Methods: Rat hepatic stellate cells (HSCs) were isolated and cultivated. 3H-TdR and 3H-proline incorporation used for testing DNA uptake and synthesis, collagen synthesis and secretion of HSCs cultured in vitro; Fluorescent calcium indicator Fura-2/AM was used to measure [Ca2+]i inward HSCs.

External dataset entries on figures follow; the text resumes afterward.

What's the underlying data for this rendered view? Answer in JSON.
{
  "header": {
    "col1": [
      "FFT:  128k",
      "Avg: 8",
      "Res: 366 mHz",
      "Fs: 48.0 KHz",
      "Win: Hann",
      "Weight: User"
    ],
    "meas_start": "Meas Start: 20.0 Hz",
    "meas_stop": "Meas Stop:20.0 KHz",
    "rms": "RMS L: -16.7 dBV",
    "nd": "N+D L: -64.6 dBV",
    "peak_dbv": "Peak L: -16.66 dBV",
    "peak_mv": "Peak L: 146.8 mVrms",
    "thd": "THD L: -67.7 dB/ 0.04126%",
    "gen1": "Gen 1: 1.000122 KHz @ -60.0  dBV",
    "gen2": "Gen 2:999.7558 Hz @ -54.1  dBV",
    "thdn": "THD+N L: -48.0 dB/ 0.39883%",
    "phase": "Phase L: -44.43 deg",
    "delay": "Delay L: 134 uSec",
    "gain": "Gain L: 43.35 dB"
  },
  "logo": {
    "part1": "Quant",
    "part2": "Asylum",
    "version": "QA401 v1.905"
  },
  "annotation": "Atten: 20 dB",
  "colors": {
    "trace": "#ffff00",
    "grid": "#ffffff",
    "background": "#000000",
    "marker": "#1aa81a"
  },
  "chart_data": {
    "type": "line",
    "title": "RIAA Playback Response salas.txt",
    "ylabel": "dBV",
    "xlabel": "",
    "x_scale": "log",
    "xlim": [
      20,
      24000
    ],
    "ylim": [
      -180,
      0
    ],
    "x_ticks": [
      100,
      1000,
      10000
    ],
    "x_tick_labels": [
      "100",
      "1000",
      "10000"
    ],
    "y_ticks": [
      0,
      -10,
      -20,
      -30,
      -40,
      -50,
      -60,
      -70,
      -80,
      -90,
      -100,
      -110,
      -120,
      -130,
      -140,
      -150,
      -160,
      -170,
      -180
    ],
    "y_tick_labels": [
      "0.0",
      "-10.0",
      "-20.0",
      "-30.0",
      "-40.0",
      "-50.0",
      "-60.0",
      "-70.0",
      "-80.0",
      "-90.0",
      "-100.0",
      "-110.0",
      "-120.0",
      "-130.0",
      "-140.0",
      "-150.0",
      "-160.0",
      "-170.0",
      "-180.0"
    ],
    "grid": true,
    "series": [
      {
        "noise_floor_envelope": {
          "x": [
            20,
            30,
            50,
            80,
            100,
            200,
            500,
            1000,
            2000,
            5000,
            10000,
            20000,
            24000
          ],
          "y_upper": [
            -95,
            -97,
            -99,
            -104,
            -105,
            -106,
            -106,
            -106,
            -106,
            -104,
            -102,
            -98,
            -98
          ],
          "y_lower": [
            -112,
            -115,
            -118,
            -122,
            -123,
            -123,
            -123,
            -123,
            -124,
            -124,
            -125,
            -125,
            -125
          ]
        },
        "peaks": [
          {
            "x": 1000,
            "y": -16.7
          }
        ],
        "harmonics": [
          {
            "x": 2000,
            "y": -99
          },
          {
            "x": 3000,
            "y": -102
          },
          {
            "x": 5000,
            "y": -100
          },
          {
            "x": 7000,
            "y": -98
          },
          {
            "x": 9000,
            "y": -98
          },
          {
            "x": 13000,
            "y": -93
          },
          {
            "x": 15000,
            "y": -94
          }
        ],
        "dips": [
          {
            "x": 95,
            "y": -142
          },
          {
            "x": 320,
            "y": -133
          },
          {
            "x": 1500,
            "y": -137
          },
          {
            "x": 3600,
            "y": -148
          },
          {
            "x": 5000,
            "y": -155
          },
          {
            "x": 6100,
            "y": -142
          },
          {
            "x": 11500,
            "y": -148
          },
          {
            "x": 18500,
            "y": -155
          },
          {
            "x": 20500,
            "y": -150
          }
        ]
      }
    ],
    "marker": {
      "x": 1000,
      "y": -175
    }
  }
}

Results: ET-1 at the concentration of 5X10(-8) mol/L, caused significant increase both in HSC DNA synthesis (2,247+/-344 cpm, P<0.05) and DNA uptake (P<0.05) when compared with the control group. ET-1 could also increase collagen synthesis (P<0.05 vs control group) and collagen secretion (P<0.05 vs control group). Besides, inward HSC [Ca2+]i reached a peak concentration (422+/-98 mol/L, P<0.001) at 2 min and then went down slowly to 165+/-51 mol/L (P<0.01) at 25 min from resting state (39+/-4 mol/L) after treated with ET-1. Verapamil (5 mol/L) blocked ET-1-activated [Ca2+]i inward HSCs compared with control group (P<0.05). Fura-2/AM loaded HSC was suspended in no Ca2+ buffer containing 1 mol/L EGTA, 5 min later, 10(-8) mol/L of ET-1 was added, [Ca2+]i inward HSCs rose from resting state to peak 399+/-123 mol/L, then began to come down by the time of 20 min. It could also raise [Ca2+]i inward HSCs even without Ca2+ in extracellular fluid, and had a remarkable dose-effect relationship(P<0.05). Meanwhile, verapamil could restrain the action of ET-1(P<0.05).
Conclusion: Actions of ET-1 on collagen metabolism of HSCs may depend on the transportation of inward whole-cell calcium.